Tamás Hajagos

Personal information
- Date of birth: 10 May 1996 (age 29)
- Place of birth: Vrbas, Serbia
- Height: 1.81 m (5 ft 11 in)
- Position: Goalkeeper

Team information
- Current team: III. Kerületi TVE

Senior career*
- Years: Team / Apps / (Gls)
- 2015: Szeged-Csanád / 9 / (0)
- 2016–2018: TSC
- 2019–2022: Szentlőrinci SE / 62 / (0)
- 2022: Nagykanizsa FC / 18 / (0)
- 2023–: III. Kerületi TVE / 19 / (0)

International career
- Délvidék

= Tamás Hajagos =

Serbian footballer (born 1996)

Tamás Hajagos (born 10 May 1996) is a footballer who plays as a goalkeeper for III. Kerületi TVE.

==Early life==

Hajagos is a native of Vojvodina, Serbia. He played as a field player for five years before becoming a goalkeeper.

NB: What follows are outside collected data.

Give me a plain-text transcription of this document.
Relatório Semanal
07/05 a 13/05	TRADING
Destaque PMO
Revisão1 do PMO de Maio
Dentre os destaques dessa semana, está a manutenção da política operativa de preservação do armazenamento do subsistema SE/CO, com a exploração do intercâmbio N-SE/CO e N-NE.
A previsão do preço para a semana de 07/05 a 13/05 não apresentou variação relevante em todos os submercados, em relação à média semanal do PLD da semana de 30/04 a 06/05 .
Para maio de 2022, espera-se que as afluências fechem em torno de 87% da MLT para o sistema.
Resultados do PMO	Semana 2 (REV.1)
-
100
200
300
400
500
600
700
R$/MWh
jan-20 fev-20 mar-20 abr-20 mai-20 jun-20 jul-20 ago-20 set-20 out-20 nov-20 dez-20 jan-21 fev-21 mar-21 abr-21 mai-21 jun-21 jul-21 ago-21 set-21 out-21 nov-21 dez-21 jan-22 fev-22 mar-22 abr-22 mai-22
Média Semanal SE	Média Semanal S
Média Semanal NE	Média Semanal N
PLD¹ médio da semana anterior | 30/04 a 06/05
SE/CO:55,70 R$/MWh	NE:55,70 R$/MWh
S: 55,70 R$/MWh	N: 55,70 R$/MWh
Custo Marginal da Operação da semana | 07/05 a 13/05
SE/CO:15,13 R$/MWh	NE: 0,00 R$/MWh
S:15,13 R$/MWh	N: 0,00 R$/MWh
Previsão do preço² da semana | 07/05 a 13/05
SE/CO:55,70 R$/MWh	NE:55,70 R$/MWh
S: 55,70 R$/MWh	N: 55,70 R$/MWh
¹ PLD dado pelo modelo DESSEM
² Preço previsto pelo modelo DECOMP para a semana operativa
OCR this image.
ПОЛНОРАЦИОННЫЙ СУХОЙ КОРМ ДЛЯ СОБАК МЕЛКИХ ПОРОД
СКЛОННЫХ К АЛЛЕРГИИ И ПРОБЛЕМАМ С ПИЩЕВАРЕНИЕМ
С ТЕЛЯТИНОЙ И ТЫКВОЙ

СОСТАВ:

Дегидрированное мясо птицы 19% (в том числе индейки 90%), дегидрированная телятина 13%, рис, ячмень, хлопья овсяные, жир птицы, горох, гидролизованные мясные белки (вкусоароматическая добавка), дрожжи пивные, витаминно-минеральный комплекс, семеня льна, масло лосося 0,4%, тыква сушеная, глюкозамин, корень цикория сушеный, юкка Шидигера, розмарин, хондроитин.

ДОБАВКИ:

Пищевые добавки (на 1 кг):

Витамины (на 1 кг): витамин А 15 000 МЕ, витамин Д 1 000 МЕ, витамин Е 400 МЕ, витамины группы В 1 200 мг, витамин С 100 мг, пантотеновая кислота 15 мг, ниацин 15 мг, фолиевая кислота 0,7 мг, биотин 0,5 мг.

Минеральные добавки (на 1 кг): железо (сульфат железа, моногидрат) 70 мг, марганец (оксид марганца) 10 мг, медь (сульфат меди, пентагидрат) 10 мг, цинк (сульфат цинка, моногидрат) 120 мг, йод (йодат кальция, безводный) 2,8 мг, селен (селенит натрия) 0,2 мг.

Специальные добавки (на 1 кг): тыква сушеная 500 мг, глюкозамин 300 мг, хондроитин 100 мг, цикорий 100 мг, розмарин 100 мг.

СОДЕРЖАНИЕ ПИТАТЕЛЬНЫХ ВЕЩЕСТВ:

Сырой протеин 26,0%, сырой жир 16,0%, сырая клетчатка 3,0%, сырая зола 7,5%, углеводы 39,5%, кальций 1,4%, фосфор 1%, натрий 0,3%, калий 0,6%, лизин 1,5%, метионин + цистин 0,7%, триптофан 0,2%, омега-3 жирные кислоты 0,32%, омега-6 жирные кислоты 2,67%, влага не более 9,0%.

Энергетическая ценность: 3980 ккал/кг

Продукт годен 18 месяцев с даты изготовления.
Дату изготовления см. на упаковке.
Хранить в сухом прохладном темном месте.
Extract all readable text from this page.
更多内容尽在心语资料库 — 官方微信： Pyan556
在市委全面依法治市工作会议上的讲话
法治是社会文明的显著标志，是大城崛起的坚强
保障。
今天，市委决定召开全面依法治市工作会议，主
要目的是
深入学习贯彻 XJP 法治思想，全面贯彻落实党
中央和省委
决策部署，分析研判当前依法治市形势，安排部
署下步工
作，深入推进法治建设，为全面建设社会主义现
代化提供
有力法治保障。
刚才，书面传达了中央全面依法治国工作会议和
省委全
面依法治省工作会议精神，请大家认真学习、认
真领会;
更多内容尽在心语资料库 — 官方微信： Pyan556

He grew up supporting idolizing Spain international Pepe Reina.

==Club career==

In 2019, he signed for Hungarian side Szentlőrinci SE, where he was regarded as an important played for the club. He then helped the club avoid relegation the first season after promotion, keeping ten clean sheets during the season.
In 2022, he signed for Hungarian side Nagykanizsa FC, where he alternated matches with Hungarian goalkeeper Bence Borsi. In 2023, he signed for Hungarian side III. Kerületi TVE.

==International career==

Hajagos played for the Délvidék football team during the 2018 CONIFA World Football Cup qualification.

==Style of play==

Hajagos mainly operates as a goalkeeper and is known for his leadership.

==Personal life==

Hajagos has been a supporter of English Premier League side Liverpool.